The Google Cloud Platform (GCP) is the preferred cloud platform for the Stanford School of Medicine.
Stanford University has a Business Associates Agreement with Google for the Google Cloud Platform (GCP). This means that Google legally accepts responsibility for the security of Stanford information (including HIPAA-protected information) while in the company's care. This BAA enables hosting of even those services with High Risk data on the Google Cloud Platform.
Right now, there are several pilot projects underway as we explore GCP capabilities and determine best practices and how to meet Stanford’s minimum security standards in the cloud. The GCP is an important platform that will be used more and more as time goes on, and we are currently developing recommendations and guidance to ensure that our use of it and migrations to it are done in a consistent and secure manner.
One of our current requirements is that the use of PHI with the GCP can ONLY happen in partnership with TDS, and only within a specific subset of GCP tools. Any users working with this kind of High Risk data MUST consult with TDS before attempting to make use of these cloud services. This includes researchers who wish to use GCP to handle clinical data that is identified.
To get involved:
- Request to be part of the conversation as a single-channel guest into the TDS Slack instance in the #googlecloudplatform channel - via a ticket at tdshelp.stanford.edu.
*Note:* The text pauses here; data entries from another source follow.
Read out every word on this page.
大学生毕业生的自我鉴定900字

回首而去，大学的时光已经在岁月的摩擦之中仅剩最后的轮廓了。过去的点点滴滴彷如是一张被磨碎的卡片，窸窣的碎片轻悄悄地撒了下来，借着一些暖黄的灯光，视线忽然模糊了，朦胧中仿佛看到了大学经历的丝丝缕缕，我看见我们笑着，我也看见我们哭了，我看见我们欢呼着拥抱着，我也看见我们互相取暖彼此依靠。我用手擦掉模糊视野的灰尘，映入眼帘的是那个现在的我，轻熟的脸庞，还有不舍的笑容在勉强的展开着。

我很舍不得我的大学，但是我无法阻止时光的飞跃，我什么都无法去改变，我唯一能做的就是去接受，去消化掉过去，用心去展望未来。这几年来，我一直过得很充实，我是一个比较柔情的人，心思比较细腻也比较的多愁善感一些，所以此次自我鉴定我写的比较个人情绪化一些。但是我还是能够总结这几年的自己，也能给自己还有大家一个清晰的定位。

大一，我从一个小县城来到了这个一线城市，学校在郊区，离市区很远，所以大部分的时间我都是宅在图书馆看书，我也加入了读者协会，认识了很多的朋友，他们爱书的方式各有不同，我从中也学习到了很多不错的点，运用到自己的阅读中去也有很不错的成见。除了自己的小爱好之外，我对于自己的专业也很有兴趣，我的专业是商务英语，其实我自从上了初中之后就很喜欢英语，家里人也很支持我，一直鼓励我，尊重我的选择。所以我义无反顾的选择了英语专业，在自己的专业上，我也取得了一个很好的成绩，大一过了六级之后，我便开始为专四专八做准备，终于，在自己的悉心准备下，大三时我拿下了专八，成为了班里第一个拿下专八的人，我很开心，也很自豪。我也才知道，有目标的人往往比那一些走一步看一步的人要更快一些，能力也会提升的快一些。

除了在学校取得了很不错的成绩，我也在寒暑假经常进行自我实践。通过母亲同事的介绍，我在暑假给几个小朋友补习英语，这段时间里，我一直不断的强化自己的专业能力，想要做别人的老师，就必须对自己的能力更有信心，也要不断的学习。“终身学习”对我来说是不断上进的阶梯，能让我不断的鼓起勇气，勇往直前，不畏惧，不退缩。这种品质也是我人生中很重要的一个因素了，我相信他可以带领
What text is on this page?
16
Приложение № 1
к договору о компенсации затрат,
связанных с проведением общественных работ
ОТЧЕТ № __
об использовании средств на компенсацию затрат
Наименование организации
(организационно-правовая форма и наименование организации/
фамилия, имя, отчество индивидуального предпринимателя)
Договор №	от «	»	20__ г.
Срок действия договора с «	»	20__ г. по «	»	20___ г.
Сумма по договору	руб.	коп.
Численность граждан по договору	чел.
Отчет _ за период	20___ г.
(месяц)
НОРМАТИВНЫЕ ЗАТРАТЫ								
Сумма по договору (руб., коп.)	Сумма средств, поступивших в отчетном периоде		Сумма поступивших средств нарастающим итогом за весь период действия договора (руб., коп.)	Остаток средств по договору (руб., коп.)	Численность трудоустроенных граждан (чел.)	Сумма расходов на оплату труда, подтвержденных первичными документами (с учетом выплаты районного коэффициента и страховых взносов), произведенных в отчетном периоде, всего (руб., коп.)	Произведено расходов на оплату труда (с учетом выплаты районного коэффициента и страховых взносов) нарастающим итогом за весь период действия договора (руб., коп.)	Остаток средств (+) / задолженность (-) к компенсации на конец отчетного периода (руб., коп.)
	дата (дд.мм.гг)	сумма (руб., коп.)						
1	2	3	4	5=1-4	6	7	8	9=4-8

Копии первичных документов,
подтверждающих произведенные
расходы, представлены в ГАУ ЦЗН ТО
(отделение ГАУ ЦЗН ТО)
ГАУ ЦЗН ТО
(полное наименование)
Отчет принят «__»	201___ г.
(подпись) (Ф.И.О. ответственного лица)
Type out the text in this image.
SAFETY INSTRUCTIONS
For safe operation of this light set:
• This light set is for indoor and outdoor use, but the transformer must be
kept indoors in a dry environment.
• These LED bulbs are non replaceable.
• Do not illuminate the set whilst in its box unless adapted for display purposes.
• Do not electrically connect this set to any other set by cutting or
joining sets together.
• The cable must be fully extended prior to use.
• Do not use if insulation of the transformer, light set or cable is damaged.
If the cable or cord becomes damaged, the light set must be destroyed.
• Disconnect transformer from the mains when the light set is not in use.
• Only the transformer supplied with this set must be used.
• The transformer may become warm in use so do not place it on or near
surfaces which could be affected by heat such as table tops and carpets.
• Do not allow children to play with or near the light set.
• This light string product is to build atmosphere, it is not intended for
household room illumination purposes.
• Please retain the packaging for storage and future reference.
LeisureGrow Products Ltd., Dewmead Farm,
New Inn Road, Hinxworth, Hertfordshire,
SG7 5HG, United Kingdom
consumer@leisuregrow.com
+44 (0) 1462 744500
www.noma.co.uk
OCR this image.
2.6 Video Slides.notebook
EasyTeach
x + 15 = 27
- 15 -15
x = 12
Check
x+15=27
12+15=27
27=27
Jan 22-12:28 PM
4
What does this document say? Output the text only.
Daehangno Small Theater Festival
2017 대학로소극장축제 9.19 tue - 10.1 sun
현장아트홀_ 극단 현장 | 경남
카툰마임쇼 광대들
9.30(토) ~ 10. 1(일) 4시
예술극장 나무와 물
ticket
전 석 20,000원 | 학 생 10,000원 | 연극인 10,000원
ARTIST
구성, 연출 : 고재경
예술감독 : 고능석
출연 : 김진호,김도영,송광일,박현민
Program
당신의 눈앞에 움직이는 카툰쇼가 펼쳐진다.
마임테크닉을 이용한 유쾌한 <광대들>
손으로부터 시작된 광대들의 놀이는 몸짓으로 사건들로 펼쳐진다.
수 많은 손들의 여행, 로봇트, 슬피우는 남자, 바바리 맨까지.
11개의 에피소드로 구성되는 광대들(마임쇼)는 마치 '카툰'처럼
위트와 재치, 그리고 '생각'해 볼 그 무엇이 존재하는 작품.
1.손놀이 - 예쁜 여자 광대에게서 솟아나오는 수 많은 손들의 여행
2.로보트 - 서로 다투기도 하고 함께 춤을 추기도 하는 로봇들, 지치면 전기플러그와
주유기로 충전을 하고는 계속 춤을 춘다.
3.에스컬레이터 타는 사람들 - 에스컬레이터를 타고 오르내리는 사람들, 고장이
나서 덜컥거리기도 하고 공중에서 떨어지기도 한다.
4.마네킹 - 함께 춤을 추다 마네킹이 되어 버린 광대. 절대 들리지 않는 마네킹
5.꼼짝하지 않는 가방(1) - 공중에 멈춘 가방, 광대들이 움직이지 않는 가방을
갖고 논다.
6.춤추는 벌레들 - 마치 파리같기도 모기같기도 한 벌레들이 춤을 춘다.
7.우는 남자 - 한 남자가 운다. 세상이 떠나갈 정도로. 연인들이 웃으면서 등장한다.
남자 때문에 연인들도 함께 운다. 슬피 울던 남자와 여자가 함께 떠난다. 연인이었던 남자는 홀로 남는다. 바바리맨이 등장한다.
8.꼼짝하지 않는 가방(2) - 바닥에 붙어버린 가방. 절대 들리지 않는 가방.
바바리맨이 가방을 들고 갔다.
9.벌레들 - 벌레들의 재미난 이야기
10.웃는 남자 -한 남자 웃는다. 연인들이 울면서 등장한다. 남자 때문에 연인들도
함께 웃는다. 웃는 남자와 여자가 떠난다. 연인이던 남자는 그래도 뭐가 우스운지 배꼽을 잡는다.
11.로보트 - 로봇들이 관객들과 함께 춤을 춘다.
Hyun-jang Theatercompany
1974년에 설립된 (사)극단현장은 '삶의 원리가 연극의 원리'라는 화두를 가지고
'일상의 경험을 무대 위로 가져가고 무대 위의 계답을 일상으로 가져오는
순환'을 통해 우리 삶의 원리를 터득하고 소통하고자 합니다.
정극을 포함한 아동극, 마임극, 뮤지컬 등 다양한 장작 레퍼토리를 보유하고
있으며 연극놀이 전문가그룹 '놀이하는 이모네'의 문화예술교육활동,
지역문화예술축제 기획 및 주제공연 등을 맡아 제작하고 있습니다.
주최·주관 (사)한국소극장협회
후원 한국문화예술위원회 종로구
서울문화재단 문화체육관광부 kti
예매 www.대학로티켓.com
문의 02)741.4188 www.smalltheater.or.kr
- Request a consultation with TDS Data Center:
Put in a ticket at tdshelp.stanford.edu, select "Data Center Issue," and ask for help with the Google Cloud Platform.
- For testing and use with public data: TDS Data Center will follow up with further instructions on how to activate your account and request a project to own.
- For use with High Risk data: TDS Data Center can manage a configuration on your behalf at this time.